Getting Started with BabylonJS
(a javascript framework for building 3d web browser games)
Babylon is a javascript framework that is built above the Web Graphics Library (WebGL). WebGL API is used for rendering graphics within a web browser. BabylonJS takes away a lot of the complexity involved with programming in WebGL.
We will be building a 3d roll-a-ball game to demonstrate the main components of the BabylonJS game engine. The goal of the game is to collect all the pieces scattered across the ground by rolling a ball. Play the game at the link below.
In this tutorial, we will begin by learning how to initiate a scene and set up the camera/lighting. We will then create basic elements that will then be animated and controlled through user input. Finally we will apply physics and collisions that will allow us to actually play the game. Let’s dive right in and initialize our project.
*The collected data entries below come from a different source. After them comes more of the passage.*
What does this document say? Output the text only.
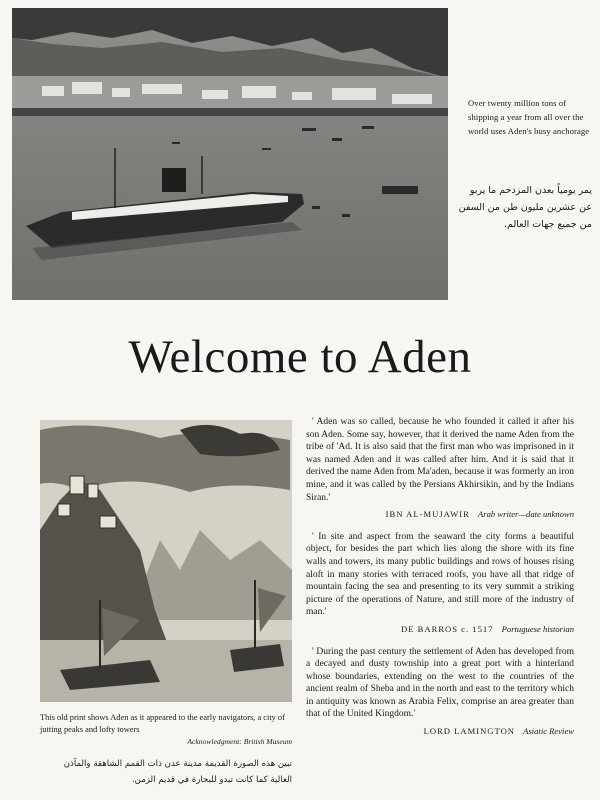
Over twenty million tons of shipping a year from all over the world uses Aden's busy anchorage
يمر يومياً بعدن المزدحم ما يربو عن عشرين مليون طن من السفن من جميع جهات العالم.
Welcome to Aden
This old print shows Aden as it appeared to the early navigators, a city of jutting peaks and lofty towers
Acknowledgment: British Museum
تبين هذه الصورة القديمة مدينة عدن ذات القمم الشاهقة والمآذن العالية كما كانت تبدو للبحارة في قديم الزمن.

' Aden was so called, because he who founded it called it after his son Aden. Some say, however, that it derived the name Aden from the tribe of 'Ad. It is also said that the first man who was imprisoned in it was named Aden and it was called after him. And it is said that it derived the name Aden from Ma'aden, because it was formerly an iron mine, and it was called by the Persians Akhirsikin, and by the Indians Siran.'

IBN AL-MUJAWIR Arab writer—date unknown

' In site and aspect from the seaward the city forms a beautiful object, for besides the part which lies along the shore with its fine walls and towers, its many public buildings and rows of houses rising aloft in many stories with terraced roofs, you have all that ridge of mountain facing the sea and presenting to its very summit a striking picture of the operations of Nature, and still more of the industry of man.'

DE BARROS c. 1517 Portuguese historian

' During the past century the settlement of Aden has developed from a decayed and dusty township into a great port with a hinterland whose boundaries, extending on the west to the countries of the ancient realm of Sheba and in the north and east to the territory which in antiquity was known as Arabia Felix, comprise an area greater than that of the United Kingdom.'

LORD LAMINGTON Asiatic Review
(At the time of writing this, I was using node version 8.11.2 and npm 5.6.0)
All of the source is here for your reference.
Initial Setup
npm init --yes
npm install --save babylonjs cannon express path
npm install --save-dev nodemon webpack webpack-cliThese are some of the packages I will be using in this project.
- BabylonJS — Javascript Framework for creating 3d games for the browser.
- Cannon — Physics Engine
- Express — For Serving Assets (necessary for importing textures and models)
- Webpack — For bundling all the game classes into one file.
Here is the directory architecture of the project.
/public
-index.html
-main.css
/src
/classes
index.js
server.js
package.json
webpack.config.jsThe html file must contain a canvas tag where the game will actually be loaded.
This css makes the canvas take up the entire browser window.
The src folder is where all our BabylonJS classes will be defined. For now, we’ll just have an event listener for when the DOM is finished loading. This is where we will load the game onto the canvas in the html file.
Here’s the basic webpack configuration.
Here is a basic server setup. You could also just use a simple http server.
Game Initialization
Inside the game class is where we will initialize and set up the game. Create a new file for the game class inside the classes folder. Any other classes will also be created in this folder.
touch src/classes/Game.jsAt the bare minimum, the game needs to have a few components.
- Engine — The object that interacts directly with the WebGL API
const canvas = document.getElementById(canvasId);
this.engine = new BABYLON.Engine(canvas, true);- Scene — The container which holds all the objects to be rendered
this.scene = new BABYLON.Scene(this.engine);- Camera — This is needed to display the scene. There are various types. I chose an Arc Rotate Camera which orbits around a given a radius and alpha/beta angles. You can control the camera with either the mouse pad or arrow keys.
this.camera = new BABYLON.ArcRotateCamera(
'camera',
Math.PI / 2,
Math.PI / 3,
35,
BABYLON.Vector3.Zero(),
this.scene
);- RenderLoop — Here is where the scene is rendered 60 times per second.
this.engine.runRenderLoop(() => {
this.scene.render();
})Structure of a BabylonJS Game
The data structure of the entire game is actually a collection of nodes in a graph where the root node is the scene. Every game object is a descendent of the scene. The coordinate system at the origin is as follows.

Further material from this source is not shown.